Bayesian ridge regression, Bayesian LASSO, Bayesian group LASSO, Bayesian fused LASSO and Bayesian elastic net
Implementation of Bayesian ridge regression, Bayesian LASSO, Bayesian group LASSO, Bayesian fused LASSO and Bayesian elastic net based on the Gibbs sampler from [2]; note, the paper contains at least three typographical errors in the Gibbs conditionals. This code uses the MATLAB Central “randraw()” function to sample from an inverse Gaussian distribution. The ZIP file includes an example script showing how to run the main function. [code]

The Bayesian LASSO
Please note, the previous MATLAB script also implements the Bayesian LASSO. This script is an implementation of the Bayesian LASSO for parameter estimation and subset selection in linear regression based on [1]. This code uses the MATLAB Central “randraw()” function to sample from an inverse Gaussian distribution. [code]

References:

1. The Bayesian LASSO, T. Park and G. Casella, Journal of the American Statistical Association, Vol. 103, No. 482, pp. 681-686, 2008.

1. Penalized Regression, Standard Errors, and Bayesian Lassos, M. Kyung, J. Gill, M. Ghosh and G. Casella, Bayesian Analysis, Vol. 5, No. 2, pp. 369-412, 2010.

The Non-negative Garotte

Leo Breiman’s non-negative garotte method for parameter estimation and subset selection in linear regression. The garotte constraint is estimated using k-fold cross validation or the little bootstrap. [code]

References:

1. Better Subset Regression Using the Nonnegative Garrote, Leo Breiman, Technometrics, Vol. 37, No. 4, pp. 373-384, 1995.

Logistic Regression

LASSO
Compute the Least Absolute Shrinkate and Selection Operator (LASSO) coefficients in a logisitic regression model. A C++ mex function is included and can be compiled to significantly speed up the numerical search. [code]

The lasso_kcv() function can be used to estimate the penalty parameter with k-fold cross-validation.

Ridge Regression
The above LASSO code is easily modified to do other penalized logistic models. As an example, I’ve implemented the ridge regression method. This package also includes a function to estimate the ridge penalty parameter by cross validation. [code]

Bayesian Regularized Logistic Regression
This program implements the Bayesian regularized logistic regression Gibbs sampling approach published in [4]. This is actually a conversion of R and C code to MATLAB and C/C++. The original program was written by Robert B. Gramacy and kindly provided to this author. The ZIP file includes an example on how to run the program. For more information about the sampling method, see [4]. [code]

References:

1. The Bayesian LASSO, R. Tibshirani, Journal of the Royal Statistical Society (Series B), Vol. 58, No. 1, pp. 267-288, 1996.

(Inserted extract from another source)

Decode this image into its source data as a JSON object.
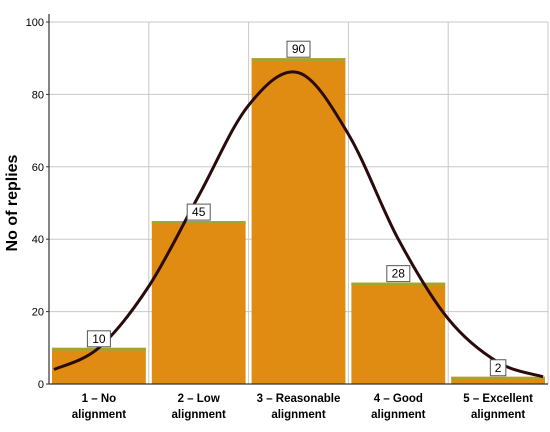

2. Large-Scale Bayesian Logistic Regression for Text Categorization, A. Genkin, D. D. Lewis and D. Madigan,Technometrics, Vol. 49, No. 3, pp. 291-304, 2007.

3. Ridge regression. A. Hoerl and R. Kennard,Encyclopedia of Statistical Sciences, Vol. 8, pp. 129-136, 1988.

4. Simulation-based regularized logistic regression. R. B. Gramacy and N. G. Polson, arXiv:1005.3430v1, 2010.

Stochastic Complexity of a Multinomial Distribution

Compute the stochastic complexity of a multinomial distribution in linear time. [code]

References:

1. A linear-time algorithm for computing the multinomial stochastic complexity, Petri Kontkanen and Petri Myllymaki, Information Processing Letters, Vol. 103, No. 6, pp. 227-233, 2007.